The other day I saw an “article” posted by Mashable on Facebook. The title was “This app could be the key to speaking a second language” and Mashable had added “And teaches you how native speakers *actually* talk….” I’ve been considering learning Spanish so I was really curious to see what this app might be and if it would be better for me than the Rosetta Stone I have been contemplating.
I clicked on the article and started reading about uTalk Language Education. It was a glowing review. And yet, it was only 3 short paragraphs, with the last one being nothing but a plug for how you could get a subscription for 69 percent off. I thought to myself “this reads more like an advertisement than a product review.”
Sure enough, as I scrolled back to the top of the post, I saw this: “Just to let you know, if you buy something featured here, Mashable might earn an affiliate commission.” How in the world did I miss that when I first read the article? Here’s what it looked like:
Under the FTC rules (which I study and post about on a regular basis), this is probably an adequate disclosure.

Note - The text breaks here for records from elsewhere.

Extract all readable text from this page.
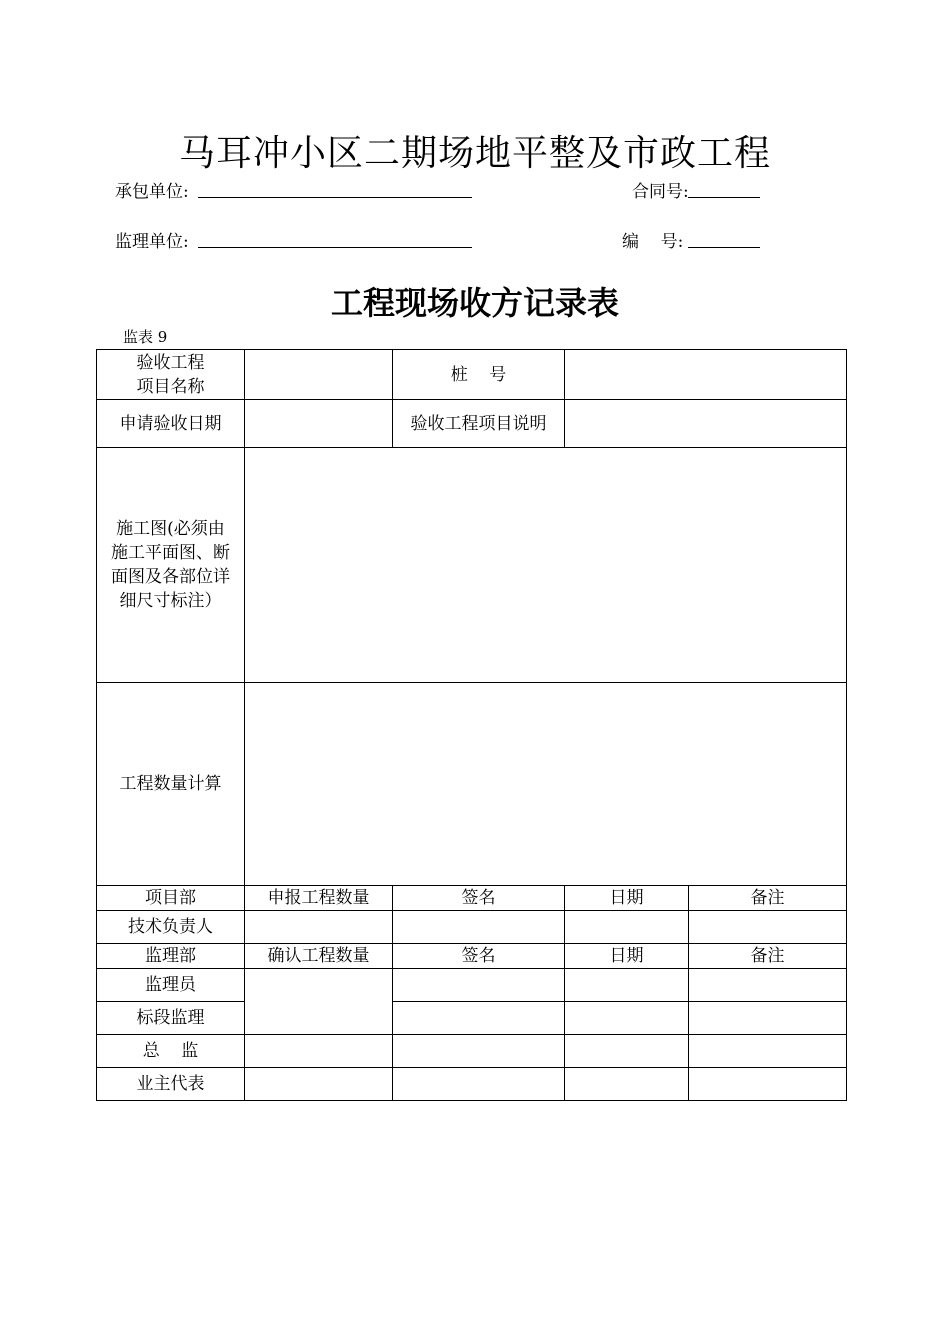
马耳冲小区二期场地平整及市政工程
承包单位:	合同号:
监理单位:	编    号:
工程现场收方记录表
监表 9
验收工程
项目名称		桩    号		
申请验收日期		验收工程项目说明		
施工图(必须由施工平面图、断面图及各部位详细尺寸标注）				
工程数量计算				
项目部	申报工程数量	签名	日期	备注
技术负责人				
监理部	确认工程数量	签名	日期	备注
监理员				
标段监理				
总    监				
业主代表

It was before the post. It was noticeable. It was in language that I understand. It was totally my fault for skimming over it.

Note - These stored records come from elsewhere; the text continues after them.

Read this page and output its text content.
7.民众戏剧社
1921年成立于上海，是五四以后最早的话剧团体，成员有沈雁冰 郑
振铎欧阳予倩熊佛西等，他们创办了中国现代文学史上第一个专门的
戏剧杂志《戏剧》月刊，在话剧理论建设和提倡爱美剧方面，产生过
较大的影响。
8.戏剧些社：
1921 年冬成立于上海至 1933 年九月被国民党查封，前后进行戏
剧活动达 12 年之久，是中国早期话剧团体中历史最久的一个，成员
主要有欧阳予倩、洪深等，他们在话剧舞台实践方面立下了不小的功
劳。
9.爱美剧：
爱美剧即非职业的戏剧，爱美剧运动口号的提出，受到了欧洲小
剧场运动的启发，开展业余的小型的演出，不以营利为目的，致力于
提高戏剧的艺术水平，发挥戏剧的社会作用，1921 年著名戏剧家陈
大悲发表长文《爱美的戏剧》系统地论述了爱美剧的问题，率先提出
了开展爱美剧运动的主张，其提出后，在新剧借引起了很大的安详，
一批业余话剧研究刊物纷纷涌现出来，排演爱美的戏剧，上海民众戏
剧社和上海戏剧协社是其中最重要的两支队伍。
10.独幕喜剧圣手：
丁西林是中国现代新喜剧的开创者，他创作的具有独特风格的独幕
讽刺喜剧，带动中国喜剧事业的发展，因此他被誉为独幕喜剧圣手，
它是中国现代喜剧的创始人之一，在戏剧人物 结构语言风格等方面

And yet, between the disclosure itself and the way that the article was written, I was so mad that I decided I didn’t even want to click through to the product because I felt cheated out of a “real” article.
Why Did I Feel Cheated and What Would Have Made It Better?
I think in part, I expected that something posted like “news” on Mashable wouldn’t be a blatant advertisement. That was the first strike. The second was that in doing so, Mashable didn’t even make an attempt at reviewing the product. They probably took uTalk’s product information page, pulled out a few important points, and regurgitated them. They didn’t actually try the product. They didn’t give pros and cons. They didn’t compare it to any other products on the market.
It was a pure sales pitch, plain and simple–disguised to look like news.
I know Mashable isn’t the only one doing this. I’ve seen so many PopSugar wine club “reviews” that are nothing but advertisements that I have stopped following PopSugar altogether. Of course I can’t help feeling a bit hypocritical given that I am one of the people writing blog post product reviews with affiliate links in them.
It’s a good lesson to me and to all of us who write articles like this. A few lessons, in fact:
- Don’t make something look like “news” when it isn’t.
- Add genuine valuable content to your reviews rather than just product pitches.
- Pros and cons show that you are genuinely reviewing rather than just shilling.
- The “average” consumer might still skip over your disclosures, even when done properly.
Ironically when I went back to find the article later to write this post, I did click through the link. It took me to a “Mashable Shop,” so clearly they aren’t trying to trick the reader into thinking that they aren’t making money. It wasn’t a traditional affiliate link, but it was the same concept.